|
|
|
|
|
by billisonline
1737 days ago
|
|
> we accidentally created an infinite event loop between two Lambdas. Racked up a several-hundred-thousand dollar bill in a couple of hours May I ask how you dealt with this? Were you able to explain it to Amazon support and get some of these charges forgiven? Also, how would you recommend monitoring for this type of issue with Lambda? Btw, this reminds me a lot of one of my own early career screw-ups, where I had a batch job uploading images that was set up with unlimited retries. It failed halfway through, and the unlimited retries caused it to upload the same three images 100,000 times each. We emailed Cloudinary, the image CDN we were using, and they graciously forgave the costs we had incurred for my mistake. |
|
AWS support caught it before we did, so they did something on their end to throttle the Lambda invocations. We asked for billing forgiveness from them; last I heard that negotiation was still ongoing over a year after it occurred.

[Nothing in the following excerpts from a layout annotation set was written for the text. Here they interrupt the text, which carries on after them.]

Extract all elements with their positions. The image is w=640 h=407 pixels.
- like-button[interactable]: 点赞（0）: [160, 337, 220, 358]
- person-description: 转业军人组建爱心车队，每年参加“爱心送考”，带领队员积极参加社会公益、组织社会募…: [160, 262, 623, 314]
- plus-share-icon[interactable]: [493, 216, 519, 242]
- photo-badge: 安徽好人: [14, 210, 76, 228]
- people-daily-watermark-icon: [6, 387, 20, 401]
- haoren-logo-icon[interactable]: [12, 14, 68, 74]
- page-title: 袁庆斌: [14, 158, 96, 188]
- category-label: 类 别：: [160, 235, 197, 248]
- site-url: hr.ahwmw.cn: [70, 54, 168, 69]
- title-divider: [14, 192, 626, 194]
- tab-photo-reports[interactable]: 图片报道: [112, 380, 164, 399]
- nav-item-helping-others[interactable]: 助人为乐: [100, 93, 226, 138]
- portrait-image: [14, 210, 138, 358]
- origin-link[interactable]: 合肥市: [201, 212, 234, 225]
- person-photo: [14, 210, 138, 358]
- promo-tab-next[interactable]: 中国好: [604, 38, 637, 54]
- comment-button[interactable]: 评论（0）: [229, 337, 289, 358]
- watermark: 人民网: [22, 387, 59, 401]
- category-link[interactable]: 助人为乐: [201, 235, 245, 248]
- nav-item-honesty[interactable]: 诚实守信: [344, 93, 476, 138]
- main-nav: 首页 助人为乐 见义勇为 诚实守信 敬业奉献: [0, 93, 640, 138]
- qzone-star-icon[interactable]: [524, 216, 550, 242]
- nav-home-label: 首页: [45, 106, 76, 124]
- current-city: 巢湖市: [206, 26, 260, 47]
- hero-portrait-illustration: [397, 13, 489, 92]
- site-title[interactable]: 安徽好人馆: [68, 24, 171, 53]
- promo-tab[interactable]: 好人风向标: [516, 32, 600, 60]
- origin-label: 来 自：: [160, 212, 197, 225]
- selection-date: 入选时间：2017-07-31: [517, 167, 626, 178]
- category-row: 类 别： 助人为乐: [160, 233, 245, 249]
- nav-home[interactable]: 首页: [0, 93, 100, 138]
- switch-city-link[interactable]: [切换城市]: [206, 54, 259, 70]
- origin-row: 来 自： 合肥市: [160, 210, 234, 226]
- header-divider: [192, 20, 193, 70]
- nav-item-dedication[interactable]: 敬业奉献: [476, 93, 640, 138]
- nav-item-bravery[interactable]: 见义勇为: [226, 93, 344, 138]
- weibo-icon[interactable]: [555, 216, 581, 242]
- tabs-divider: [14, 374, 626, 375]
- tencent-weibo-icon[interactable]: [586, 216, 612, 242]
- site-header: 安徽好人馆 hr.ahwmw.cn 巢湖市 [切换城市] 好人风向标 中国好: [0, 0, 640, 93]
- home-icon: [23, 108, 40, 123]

Part of the problem was we had temporarily disabled our billing alarms at the time for some reason, which caused our team to miss this spike. We've enabled alerts on both billing and Lambda invocation counts to see if either go outside of normal thresholds. It still doesn't hard-stop this from occurring again, but we at least get proactively notified about it before it gets as bad as it did. I don't think we've ever found a solution to cut off resource usage if something like this is detected.